La Cotorra presenta características de una especie “ingeniera ecosistémica”; genera “recursos” en el ambiente que son aprovechados por otras especies. El nido en particular es una estructura compleja que es utilizada por muchos otros animales, incluyendo diversos depredadores que controlan tanto a las poblaciones de Cotorras como a las de otras especies que causan potenciales impactos negativos sobre la agricultura. ¿Existe evidencia de que los cebos destinados a la Cotorra no afectan a otras especies que son muy relevantes en la trama ecológica? Otro punto para considerar es que, una vez eliminada una población local de Cotorras, otros individuos llegarán a ocupar el mismo espacio. Sin cierto nivel de certeza sobre estos aspectos parecen escasas las probabilidades de que el programa genere resultados positivos concretos y sostenibles en el tiempo.
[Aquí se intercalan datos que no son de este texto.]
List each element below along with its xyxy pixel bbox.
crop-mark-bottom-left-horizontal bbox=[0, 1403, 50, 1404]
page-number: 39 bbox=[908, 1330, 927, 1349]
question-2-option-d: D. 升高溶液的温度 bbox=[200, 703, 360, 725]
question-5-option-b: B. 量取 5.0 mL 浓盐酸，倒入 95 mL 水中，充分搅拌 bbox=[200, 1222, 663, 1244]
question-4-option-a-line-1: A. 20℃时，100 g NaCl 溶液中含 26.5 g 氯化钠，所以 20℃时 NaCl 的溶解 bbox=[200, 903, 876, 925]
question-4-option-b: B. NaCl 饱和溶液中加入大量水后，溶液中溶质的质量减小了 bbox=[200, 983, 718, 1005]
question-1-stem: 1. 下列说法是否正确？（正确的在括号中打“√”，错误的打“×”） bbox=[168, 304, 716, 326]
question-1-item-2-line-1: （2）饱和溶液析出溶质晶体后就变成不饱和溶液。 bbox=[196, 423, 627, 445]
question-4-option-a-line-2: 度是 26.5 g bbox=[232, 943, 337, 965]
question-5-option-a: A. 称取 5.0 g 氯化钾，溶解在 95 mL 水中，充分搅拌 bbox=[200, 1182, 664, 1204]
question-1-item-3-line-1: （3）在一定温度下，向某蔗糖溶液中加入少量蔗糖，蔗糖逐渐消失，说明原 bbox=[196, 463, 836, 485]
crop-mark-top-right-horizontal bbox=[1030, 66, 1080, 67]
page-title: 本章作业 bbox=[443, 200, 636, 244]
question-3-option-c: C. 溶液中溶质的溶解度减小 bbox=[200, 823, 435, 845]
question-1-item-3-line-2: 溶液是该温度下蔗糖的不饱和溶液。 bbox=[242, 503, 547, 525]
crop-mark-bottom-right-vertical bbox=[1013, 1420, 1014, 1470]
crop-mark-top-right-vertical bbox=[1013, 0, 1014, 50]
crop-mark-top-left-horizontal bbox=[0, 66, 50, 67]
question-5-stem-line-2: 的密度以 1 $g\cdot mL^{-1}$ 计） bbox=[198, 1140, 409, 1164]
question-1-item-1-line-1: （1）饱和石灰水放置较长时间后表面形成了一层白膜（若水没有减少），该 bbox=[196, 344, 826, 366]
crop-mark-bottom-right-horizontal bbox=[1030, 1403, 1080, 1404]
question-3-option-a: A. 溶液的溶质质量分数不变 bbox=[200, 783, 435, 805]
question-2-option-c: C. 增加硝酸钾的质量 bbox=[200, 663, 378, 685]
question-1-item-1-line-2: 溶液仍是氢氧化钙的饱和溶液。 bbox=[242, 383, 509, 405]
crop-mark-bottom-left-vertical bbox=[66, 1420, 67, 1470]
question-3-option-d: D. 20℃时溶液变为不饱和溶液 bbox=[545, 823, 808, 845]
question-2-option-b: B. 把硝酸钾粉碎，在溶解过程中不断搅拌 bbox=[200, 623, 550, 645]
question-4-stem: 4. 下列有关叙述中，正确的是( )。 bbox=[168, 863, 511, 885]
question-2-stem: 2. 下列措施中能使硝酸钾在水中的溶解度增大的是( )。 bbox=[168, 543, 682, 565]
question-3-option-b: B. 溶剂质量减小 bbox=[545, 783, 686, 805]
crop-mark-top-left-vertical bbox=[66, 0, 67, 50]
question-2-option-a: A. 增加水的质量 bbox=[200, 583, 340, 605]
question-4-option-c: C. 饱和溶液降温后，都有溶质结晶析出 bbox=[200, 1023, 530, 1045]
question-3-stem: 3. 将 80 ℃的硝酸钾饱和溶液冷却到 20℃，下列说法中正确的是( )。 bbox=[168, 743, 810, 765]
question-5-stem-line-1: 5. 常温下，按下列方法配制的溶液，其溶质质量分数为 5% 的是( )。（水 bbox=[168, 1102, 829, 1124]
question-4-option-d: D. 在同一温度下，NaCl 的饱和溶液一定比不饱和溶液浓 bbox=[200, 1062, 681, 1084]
4.3) “…no hay ““crueldad”” hacia las aves en la estrategia planteada…” (uso de cebos tóxicos).
Sin comentarios.
En resumen, es importante reconocer que la naturaleza es un sistema complejo constituido por innumerables componentes interrelacionados. Las proposiciones de soluciones simples y mágicas por lo general no tienen efectividad y muchas veces incluso provocan consecuencias indeseables. Ignorar la esencia de los sistemas ecológicos en el contexto del manejo de vida silvestre es terreno propicio para el malgasto de recursos y para la generación de problemas inesperados. En el caso analizado, el uso de cebos tóxicos seguramente no es la única alternativa, pero sí una de fácil aplicación relativa. Más allá de los aspectos estrictamente técnicos, el envenenamiento de animales en el contexto de la producción de alimentos parece una propuesta más coincidente
con filosofías del siglo XIX que con una intención de alinear nuestras actividades productivas con los desafíos sociales, económicos y ambientales de la actualidad.